问题
I hope this isn't beating a dead horse, but I'd like an opinion about another possible strategy for writing referentially transparent code. (The previous discussion about referential transparency is at Using a Closure instead of a Global Variable). Again, the objective is to eliminate most global variables, but retain their convenience, without injecting bug-prone references or potentially non-functional behavior (ie, referential opaqueness, side-effects, and non-repeatable evaluations) into the code.
The proposal is to use local special variables to establish initial bindings, which can then be passed dynamically to the subsequent nested functions that eventually use them. The intended advantage, like globals, is that the local special variables do not need to be passed as arguments through all the intermediate functions (whose functionality has nothing to do with the local special variables). However to maintain referential transparency, they would be passed as arguments to the final consumer functions.
What I'm wondering about is whether floating a lot of dynamic variables around is prone to programming bugs. It doesn't seem particularly error prone to me, since any local rebinding of a previously bound variable should not affect the original binding, once it is released:
(defun main ()
(let ((x 0))
(declare (special x))
(fum)))
(defun fum ()
(let ((x 1)) ;inadvertant? use of x
(setf x 2))
(foo))
(defun foo ()
(declare (special x))
(bar x))
(defun bar (arg) ;final consumer of x
arg)
(main) => 0
Are there problems with this stragegy?
回答1:
Now your functions are referencing a variable that is not guaranteed to be defined. Trying to execute (foo)
at the repl will throw an unbound variable error. Not only is there referential opacity, but now referential context error throwing!
What you have here are globally bound routines, which can only be executed in the local context where (declare (special x))
has been hinted.

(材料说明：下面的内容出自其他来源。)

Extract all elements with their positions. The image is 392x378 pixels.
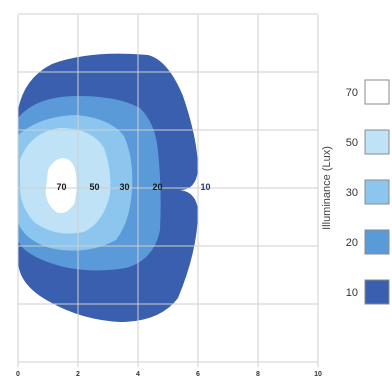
legend-swatch	[364, 279, 390, 305]
contour-labels: 70 50 30 20 10	[56, 182, 210, 192]
grid-lines	[17, 13, 319, 367]
x-axis-ticks: 0 2 4 6 8 10	[16, 371, 322, 378]
colorbar-title: Illuminance (Lux)	[321, 146, 333, 230]
legend-swatch	[364, 129, 390, 155]
legend-label: 70	[346, 87, 358, 99]
legend-swatch	[364, 179, 390, 205]
contour-label: 30	[119, 182, 129, 192]
legend-label: 20	[346, 237, 358, 249]
contour-label: 50	[89, 182, 99, 192]
contour-label: 20	[152, 182, 162, 192]
legend-label: 30	[346, 187, 358, 199]
legend-swatch	[364, 229, 390, 255]
contour-region-70	[45, 158, 77, 213]
contour-label: 70	[56, 182, 66, 192]
legend-label: 50	[346, 137, 358, 149]
colorbar-legend: Illuminance (Lux) 70 50 30 20 10	[321, 79, 390, 305]
legend-label: 10	[346, 287, 358, 299]
x-tick-label: 6	[196, 371, 200, 378]
x-tick-label: 8	[256, 371, 260, 378]
legend-swatch	[364, 79, 390, 105]
x-tick-label: 10	[314, 371, 322, 378]
legend-items: 70 50 30 20 10	[346, 79, 390, 305]
x-tick-label: 0	[16, 371, 20, 378]
x-tick-label: 2	[76, 371, 80, 378]
contour-label: 10	[200, 182, 210, 192]
x-tick-label: 4	[136, 371, 140, 378]
plot-area: 70 50 30 20 10	[17, 13, 319, 367]
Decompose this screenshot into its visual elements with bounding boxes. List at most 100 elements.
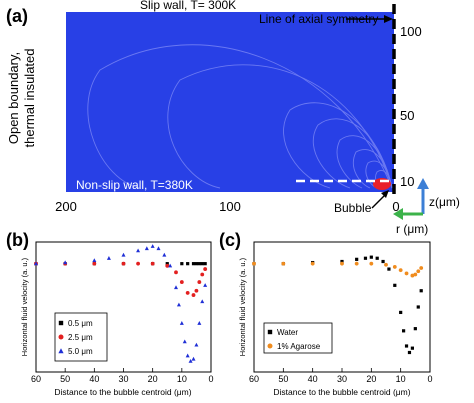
data-point: [188, 358, 193, 363]
x-tick-label: 0: [208, 374, 213, 384]
data-point: [340, 259, 344, 264]
data-point: [354, 261, 359, 266]
data-point: [165, 263, 170, 268]
z-tick-50: 50: [400, 108, 414, 123]
data-point: [375, 256, 379, 260]
data-point: [194, 288, 199, 293]
chart-c-legend-entries: Water 1% Agarose: [267, 328, 321, 351]
legend-marker: [58, 334, 64, 340]
legend-marker: [58, 320, 64, 326]
streamline: [312, 118, 393, 189]
c-series-1: [252, 261, 424, 278]
data-point: [355, 257, 359, 261]
data-point: [106, 256, 111, 260]
data-point: [180, 262, 184, 266]
axial-symmetry-arrowhead: [384, 15, 393, 23]
axial-symmetry-label: Line of axial symmetry: [259, 12, 378, 26]
legend-marker: [267, 329, 273, 335]
x-tick-label: 20: [148, 374, 158, 384]
data-point: [310, 261, 315, 266]
legend-label: 0.5 μm: [68, 319, 93, 328]
chart-c-ylabel: Horizontal fluid velocity (a. u.): [238, 257, 247, 356]
x-tick-label: 30: [337, 374, 347, 384]
chart-c-series: [252, 255, 424, 355]
data-point: [413, 327, 417, 331]
b-series-0: [34, 262, 207, 266]
coordinate-axes: z(μm) r (μm): [393, 178, 460, 236]
data-point: [92, 258, 97, 263]
data-point: [197, 321, 202, 325]
panel-a-label: (a): [6, 6, 28, 26]
r-tick-0: 0: [392, 199, 399, 214]
chart-c-xlabel: Distance to the bubble centroid (μm): [273, 387, 410, 397]
r-tick-100: 100: [219, 199, 241, 214]
data-point: [179, 321, 184, 325]
data-point: [136, 261, 140, 266]
data-point: [281, 261, 286, 266]
data-point: [191, 356, 196, 361]
data-point: [387, 267, 391, 271]
data-point: [410, 273, 415, 278]
x-tick-label: 50: [60, 374, 70, 384]
data-point: [413, 272, 418, 277]
data-point: [416, 305, 420, 309]
non-slip-wall-label: Non-slip wall, T=380K: [76, 178, 193, 192]
data-point: [165, 262, 169, 266]
data-point: [121, 252, 126, 257]
legend-label: 5.0 μm: [68, 347, 93, 356]
data-point: [156, 246, 161, 251]
chart-c: (c) 60 50 40 30 20 10 0 Distance to the bubble…: [219, 230, 433, 397]
data-point: [200, 272, 205, 277]
r-axis-label: r (μm): [396, 222, 428, 236]
data-point: [419, 266, 424, 270]
data-point: [179, 280, 184, 284]
chart-b: (b) 60 50 40 30 20 10 0 Distance to the bubble…: [6, 230, 214, 397]
legend-label: 1% Agarose: [277, 342, 321, 351]
streamlines: [87, 44, 393, 189]
data-point: [121, 261, 126, 266]
data-point: [402, 329, 406, 333]
data-point: [200, 299, 205, 304]
panel-a: (a) Slip wall, T= 300K Line of axial sym…: [6, 0, 460, 236]
data-point: [191, 262, 196, 266]
data-point: [252, 261, 256, 266]
data-point: [150, 244, 155, 248]
open-boundary-label-1: Open boundary,: [6, 52, 21, 144]
data-point: [185, 353, 190, 358]
bubble-arrowhead: [381, 190, 389, 198]
data-point: [136, 248, 141, 253]
chart-b-xlabel: Distance to the bubble centroid (μm): [54, 387, 191, 397]
data-point: [162, 252, 167, 257]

You may as well put those functions in a labels
so they don't get accidentally used, though at that point you are choosing between closing the variables in functions, or closing the functions in a function:
(defun main ()
(labels ((fum ()
(let ((x 1));Inadvertent use of x?
(setf x 2))
(foo))
(foo ()
(declare (special x))
(bar x))
(bar (arg) arg)) ;Final consumer of x.
(let ((x 0))
(declare (special x))
(fum))))
Wow, that is some ugly code!
After a convolution we can make x
lexical! Now we can achieve the holy grail, referential transparency!
Convolute
(defun main ()
(let ((x 0))
(labels ((fum ()
(let ((x 1))
(setf x 2))
(foo))
(foo () (bar x))
(bar (arg) arg));Final consumer of x.
(fum))))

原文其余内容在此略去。